Sunday, 14 September 2008

And the Difference Between the Candidates is...?

Paul McKeever, a Canadian SOLOist, has an outstanding article about the two US Presidential Candidates. I particularly like this snippet:

"McCain condemned the “me-first, country-second crowd”. He said he intends to honour the Stanley family for their sacrifice of their son. He told a touching tale of how he used to to do things “for [his] own pleasure; [his] own pride”, and how he “…didn’t think there was a cause more important than” himself. He explained that, thereafter, he discovered “the limits of [his] selfish independence”, learned that “no man can always stand alone”, and found that “nothing brings greater happiness in life than to serve a cause greater than yourself”. In short: it is right to sacrifice others, it is right to sacrifice oneself, and sacrifice will make you happy. Shorter still: dying makes one happiest of all.

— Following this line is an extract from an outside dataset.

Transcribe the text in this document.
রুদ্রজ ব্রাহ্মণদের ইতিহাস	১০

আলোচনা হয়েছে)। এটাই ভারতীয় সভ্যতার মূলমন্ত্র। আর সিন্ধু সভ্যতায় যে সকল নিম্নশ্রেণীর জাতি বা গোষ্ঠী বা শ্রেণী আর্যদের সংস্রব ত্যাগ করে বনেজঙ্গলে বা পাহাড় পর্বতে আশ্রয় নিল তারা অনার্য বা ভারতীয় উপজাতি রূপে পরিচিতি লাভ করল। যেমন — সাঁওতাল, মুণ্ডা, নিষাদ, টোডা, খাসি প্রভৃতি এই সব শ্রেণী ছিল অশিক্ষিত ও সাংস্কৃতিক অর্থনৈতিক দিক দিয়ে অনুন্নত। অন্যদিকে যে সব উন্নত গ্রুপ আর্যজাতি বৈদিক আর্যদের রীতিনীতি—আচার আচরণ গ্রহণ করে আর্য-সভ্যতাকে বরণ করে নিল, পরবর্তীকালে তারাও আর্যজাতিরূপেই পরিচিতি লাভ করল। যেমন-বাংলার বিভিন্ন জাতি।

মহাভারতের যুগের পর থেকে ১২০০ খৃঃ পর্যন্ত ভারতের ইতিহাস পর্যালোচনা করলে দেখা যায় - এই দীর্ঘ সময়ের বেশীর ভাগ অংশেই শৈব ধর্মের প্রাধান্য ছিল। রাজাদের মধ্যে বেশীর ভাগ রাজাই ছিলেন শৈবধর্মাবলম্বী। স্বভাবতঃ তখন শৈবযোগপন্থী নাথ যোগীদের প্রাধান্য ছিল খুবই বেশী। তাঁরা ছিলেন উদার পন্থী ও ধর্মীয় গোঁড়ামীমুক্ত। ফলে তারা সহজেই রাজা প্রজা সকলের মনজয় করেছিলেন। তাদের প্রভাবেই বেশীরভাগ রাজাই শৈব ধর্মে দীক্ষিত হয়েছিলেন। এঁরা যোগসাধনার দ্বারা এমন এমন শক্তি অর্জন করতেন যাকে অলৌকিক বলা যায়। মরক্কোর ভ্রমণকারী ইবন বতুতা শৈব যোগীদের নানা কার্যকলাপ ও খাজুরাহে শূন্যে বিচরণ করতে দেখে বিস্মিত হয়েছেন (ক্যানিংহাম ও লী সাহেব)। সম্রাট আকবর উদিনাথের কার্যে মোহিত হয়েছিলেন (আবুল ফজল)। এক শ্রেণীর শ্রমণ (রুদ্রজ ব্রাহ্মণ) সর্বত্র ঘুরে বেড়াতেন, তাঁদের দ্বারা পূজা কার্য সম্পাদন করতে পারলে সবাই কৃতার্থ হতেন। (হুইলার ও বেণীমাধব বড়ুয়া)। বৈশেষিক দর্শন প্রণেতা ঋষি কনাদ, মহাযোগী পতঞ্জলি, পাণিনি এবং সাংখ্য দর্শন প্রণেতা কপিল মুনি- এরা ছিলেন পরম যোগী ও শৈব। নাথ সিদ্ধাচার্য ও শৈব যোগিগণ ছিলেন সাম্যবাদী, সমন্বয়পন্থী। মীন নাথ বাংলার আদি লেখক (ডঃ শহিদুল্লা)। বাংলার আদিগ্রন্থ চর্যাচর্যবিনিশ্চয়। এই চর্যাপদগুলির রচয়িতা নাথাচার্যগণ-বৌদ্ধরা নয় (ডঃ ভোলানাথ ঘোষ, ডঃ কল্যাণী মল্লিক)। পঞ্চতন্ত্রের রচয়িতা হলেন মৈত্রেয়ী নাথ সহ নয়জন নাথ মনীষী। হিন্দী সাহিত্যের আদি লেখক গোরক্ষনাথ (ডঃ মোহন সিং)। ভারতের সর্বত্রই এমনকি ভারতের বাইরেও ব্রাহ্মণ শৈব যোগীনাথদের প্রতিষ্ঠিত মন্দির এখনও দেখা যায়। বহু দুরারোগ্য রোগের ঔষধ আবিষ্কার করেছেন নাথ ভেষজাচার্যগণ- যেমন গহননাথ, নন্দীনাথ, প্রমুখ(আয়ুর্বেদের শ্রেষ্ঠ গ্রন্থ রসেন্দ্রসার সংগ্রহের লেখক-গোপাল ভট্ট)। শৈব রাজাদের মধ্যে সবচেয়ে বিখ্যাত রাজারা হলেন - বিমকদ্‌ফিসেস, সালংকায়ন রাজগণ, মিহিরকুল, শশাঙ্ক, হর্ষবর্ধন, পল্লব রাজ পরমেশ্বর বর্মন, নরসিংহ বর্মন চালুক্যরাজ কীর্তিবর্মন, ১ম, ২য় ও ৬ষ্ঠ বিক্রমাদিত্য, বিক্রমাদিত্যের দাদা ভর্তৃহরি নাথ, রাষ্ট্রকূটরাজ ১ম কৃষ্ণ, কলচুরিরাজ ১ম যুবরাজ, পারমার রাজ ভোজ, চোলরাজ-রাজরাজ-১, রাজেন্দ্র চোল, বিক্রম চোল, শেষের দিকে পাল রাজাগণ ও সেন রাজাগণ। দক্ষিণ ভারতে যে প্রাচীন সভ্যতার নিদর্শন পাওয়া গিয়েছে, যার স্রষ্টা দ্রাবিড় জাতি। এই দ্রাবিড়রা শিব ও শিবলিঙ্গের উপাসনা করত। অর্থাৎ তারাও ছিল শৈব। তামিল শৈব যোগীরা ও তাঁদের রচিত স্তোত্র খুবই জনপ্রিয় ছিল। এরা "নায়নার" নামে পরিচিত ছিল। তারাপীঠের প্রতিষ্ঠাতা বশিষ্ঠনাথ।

Obama carved a path in the opposite direction, not referring to “sacrifice” at all. Instead, he explained, the “promise of America” is “the fundamental belief that I am my brother’s keeper, I am my sister’s keeper.” Obama explained that that promise “…has led immigrants to cross oceans and pioneers to travel west…”.

The difference is astounding. Whereas McCain says it’s right to sacrifice of oneself, Obama says it is right to move where you will be kept by others."

Truly revealing.

However, I'm going for McCain in this one. Although, like his Democrat counterpart, he pays lip service to altruism, he:

a) wants to lower taxes in general; whereas Obama is all for raising taxes across the board (disgustingly, to the applause of many of his supporters), and the redistribution of wealth.

b) wants to continue fighting the War on Terror, which is, at best, something Obama is trying to avoid (even though McCain and Palin seem to be justifying the War on Terror as "God's plan" -sounds similar to jihad?)

With candidates like these two, I can see why most Americans don't vote.

2 comments:

mexaguil said...

No, It is not the candidates its the people, these candidates are popular because they say what the people want to hear.

Callum said...

mexaguil, you have to consider why the candidates are saying the things they are -and why they are received the way they are, which is what you are trying to get at.

America is under constant bombardment by the altruist/collectivist ideals which have gripped Europe over the past few decades. The difference is, the candidates are promoting the same socialist ideals under a different banner. Obama talks about the "promise" of America. What he doesn't understand is, America has no "promise" -apart from leaving you alone to produce. People got rich off their own efforts -no one was guaranteed wealth, as Obama seems to think. Indeed, many people also didn't succeed in America, and moved back to Europe.

Also, I've heard McCain speak more than once about the "common good", the "American worker", etc. Rhetoric that would be familiar to any Russian in 1917.